From September 1969 to October 1971, following his promotion to rear admiral, Hannifin served as Commandant of the Thirteenth Naval District. Other flag posts he served included commanding Submarine Group Eight in Naples, Italy, Commander of Submarine Flotilla Eight, as well as Commander Submarines Mediterranean, which he took charge of the NATO submarine forces. He returned to Washington, D.C. in 1973 when he served in multiple positions within the Joint Chiefs of Staff. Following a promotion in 1976 to vice admiral for him to assume the position of director of plans and policy for the Joint Chiefs of Staff, in 1977, Hannifin was given the position of Director of the Joint Staff.
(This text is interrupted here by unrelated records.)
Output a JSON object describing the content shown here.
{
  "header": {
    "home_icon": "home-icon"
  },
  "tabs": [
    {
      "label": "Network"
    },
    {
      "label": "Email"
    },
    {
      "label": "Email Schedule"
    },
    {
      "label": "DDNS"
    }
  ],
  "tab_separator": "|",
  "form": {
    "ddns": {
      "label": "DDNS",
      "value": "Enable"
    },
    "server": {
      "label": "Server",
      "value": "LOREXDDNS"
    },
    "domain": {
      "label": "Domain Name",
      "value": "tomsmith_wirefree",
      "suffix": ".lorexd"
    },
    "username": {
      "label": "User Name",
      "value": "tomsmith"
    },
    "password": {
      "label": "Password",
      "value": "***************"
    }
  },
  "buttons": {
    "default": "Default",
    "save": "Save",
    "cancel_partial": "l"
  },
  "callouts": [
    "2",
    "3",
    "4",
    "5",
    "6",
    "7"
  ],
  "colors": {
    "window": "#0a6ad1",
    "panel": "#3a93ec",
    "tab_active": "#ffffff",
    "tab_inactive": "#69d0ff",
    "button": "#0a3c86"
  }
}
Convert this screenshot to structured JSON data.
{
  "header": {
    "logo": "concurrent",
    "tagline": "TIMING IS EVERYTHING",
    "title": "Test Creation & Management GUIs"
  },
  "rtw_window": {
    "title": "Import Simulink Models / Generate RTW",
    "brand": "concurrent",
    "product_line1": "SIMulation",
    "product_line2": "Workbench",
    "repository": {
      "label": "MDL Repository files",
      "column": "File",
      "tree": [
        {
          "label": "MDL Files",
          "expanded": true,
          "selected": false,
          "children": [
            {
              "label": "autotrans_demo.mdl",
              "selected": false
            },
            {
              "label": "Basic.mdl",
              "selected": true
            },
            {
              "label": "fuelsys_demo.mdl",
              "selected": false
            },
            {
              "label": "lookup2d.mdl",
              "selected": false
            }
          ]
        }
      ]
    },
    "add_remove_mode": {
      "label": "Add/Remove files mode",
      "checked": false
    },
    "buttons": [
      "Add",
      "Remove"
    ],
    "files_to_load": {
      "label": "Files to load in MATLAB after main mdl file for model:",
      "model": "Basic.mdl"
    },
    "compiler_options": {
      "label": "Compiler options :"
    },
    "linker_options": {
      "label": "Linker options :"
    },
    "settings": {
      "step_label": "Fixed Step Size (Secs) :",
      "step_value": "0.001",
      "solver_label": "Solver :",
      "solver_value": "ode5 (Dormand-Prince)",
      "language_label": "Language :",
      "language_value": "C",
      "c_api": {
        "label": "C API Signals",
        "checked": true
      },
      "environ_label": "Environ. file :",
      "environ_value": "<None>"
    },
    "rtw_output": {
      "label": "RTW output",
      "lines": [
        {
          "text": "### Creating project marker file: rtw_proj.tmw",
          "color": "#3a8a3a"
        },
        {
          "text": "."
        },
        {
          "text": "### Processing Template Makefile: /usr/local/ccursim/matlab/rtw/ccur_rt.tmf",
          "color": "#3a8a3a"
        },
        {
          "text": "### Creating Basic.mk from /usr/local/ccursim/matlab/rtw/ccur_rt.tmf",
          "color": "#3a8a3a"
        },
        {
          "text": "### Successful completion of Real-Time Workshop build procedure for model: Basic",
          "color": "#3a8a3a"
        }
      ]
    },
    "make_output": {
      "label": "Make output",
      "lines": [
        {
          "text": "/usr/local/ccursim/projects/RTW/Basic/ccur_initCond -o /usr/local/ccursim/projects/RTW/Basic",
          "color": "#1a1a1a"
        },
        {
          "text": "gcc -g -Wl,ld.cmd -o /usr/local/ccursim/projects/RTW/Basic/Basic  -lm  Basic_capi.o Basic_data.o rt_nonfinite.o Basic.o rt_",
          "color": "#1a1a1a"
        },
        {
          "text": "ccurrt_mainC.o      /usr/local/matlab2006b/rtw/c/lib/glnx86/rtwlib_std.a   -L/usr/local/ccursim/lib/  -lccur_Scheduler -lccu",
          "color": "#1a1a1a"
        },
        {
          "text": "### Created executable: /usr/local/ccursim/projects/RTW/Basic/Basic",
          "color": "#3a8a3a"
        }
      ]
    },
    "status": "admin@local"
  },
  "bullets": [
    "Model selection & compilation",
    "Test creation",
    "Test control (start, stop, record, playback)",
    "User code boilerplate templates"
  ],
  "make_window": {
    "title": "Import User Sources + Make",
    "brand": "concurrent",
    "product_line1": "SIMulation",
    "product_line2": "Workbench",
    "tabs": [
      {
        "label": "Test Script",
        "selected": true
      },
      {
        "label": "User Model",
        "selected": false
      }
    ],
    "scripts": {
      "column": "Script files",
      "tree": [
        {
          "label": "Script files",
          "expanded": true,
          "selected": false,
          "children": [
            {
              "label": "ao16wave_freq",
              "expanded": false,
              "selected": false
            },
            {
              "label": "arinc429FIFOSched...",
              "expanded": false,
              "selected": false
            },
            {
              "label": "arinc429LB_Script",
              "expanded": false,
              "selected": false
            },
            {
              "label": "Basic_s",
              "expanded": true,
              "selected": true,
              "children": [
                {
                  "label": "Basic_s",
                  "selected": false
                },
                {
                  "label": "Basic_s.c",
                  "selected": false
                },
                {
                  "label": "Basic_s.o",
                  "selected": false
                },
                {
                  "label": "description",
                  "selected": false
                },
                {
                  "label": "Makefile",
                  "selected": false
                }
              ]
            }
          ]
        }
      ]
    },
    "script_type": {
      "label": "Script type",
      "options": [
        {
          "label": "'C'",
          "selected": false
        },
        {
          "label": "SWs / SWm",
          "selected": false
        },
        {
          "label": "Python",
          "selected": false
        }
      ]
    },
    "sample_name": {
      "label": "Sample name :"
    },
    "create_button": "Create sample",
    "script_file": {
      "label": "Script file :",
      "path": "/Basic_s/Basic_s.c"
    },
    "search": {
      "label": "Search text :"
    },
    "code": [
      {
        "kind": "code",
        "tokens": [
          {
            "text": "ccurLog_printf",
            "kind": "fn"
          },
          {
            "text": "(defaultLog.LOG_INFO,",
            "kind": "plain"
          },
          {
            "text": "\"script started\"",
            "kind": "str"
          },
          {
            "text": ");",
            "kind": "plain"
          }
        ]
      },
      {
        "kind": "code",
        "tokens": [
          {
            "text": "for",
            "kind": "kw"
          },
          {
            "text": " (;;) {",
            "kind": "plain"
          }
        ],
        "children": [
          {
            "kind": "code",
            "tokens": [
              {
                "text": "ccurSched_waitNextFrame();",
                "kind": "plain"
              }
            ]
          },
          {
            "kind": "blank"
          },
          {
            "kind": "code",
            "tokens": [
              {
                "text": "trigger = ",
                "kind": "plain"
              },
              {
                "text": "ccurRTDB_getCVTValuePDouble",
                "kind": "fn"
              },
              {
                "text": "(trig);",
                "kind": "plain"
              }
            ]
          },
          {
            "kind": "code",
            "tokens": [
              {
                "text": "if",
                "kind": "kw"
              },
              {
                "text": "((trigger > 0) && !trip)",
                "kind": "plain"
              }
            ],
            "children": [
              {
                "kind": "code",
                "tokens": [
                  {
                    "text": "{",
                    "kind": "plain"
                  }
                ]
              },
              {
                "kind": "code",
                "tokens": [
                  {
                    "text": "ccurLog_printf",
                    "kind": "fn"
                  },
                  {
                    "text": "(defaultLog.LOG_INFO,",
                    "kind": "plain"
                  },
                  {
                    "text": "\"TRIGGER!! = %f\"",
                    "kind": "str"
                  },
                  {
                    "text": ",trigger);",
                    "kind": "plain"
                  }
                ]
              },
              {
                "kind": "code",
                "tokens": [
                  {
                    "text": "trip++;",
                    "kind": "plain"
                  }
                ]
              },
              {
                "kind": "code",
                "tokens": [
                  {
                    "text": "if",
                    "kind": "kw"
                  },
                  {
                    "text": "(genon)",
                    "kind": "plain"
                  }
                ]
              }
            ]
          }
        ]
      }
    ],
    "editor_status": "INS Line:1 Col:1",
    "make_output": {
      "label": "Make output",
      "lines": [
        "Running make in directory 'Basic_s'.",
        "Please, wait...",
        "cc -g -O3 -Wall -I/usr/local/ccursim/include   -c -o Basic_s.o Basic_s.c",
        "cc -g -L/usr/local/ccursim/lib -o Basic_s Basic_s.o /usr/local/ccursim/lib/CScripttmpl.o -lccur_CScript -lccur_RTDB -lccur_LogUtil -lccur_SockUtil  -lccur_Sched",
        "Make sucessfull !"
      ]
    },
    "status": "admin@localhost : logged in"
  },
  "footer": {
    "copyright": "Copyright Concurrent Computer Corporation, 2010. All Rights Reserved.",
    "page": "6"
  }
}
He served in this capacity until his retirement in 1978.

Vice Admiral Hannifin was a recipient of the Navy Distinguished Service Medal, the Legion of Merit and the Navy Commendation Medal with one Gold Star and a 'V' for VALOR device.

In retirement Hannifin lived in Solana Beach, California and served as president of HANESCO, Co., in the oil and gas industry. He was married to Mary (née Snyder), whom he married July 12, 1944. They had 3 children. One son, Steven Patrick II also served in the United States Navy. He has also served as a consultant on naval matters that include submarines, appearing on television and news panels to provide analysis on current matters. He also possesses a business degree, which he obtained from George Washington University in 1968. He is a member of the New Mexico Military Institute Hall of Fame, in which he was inducted on October 25, 1985, and he has also received the 2012 Distinguished Submariner Award from the Naval Submarine League. He died in Solana Beach on January 9, 2014.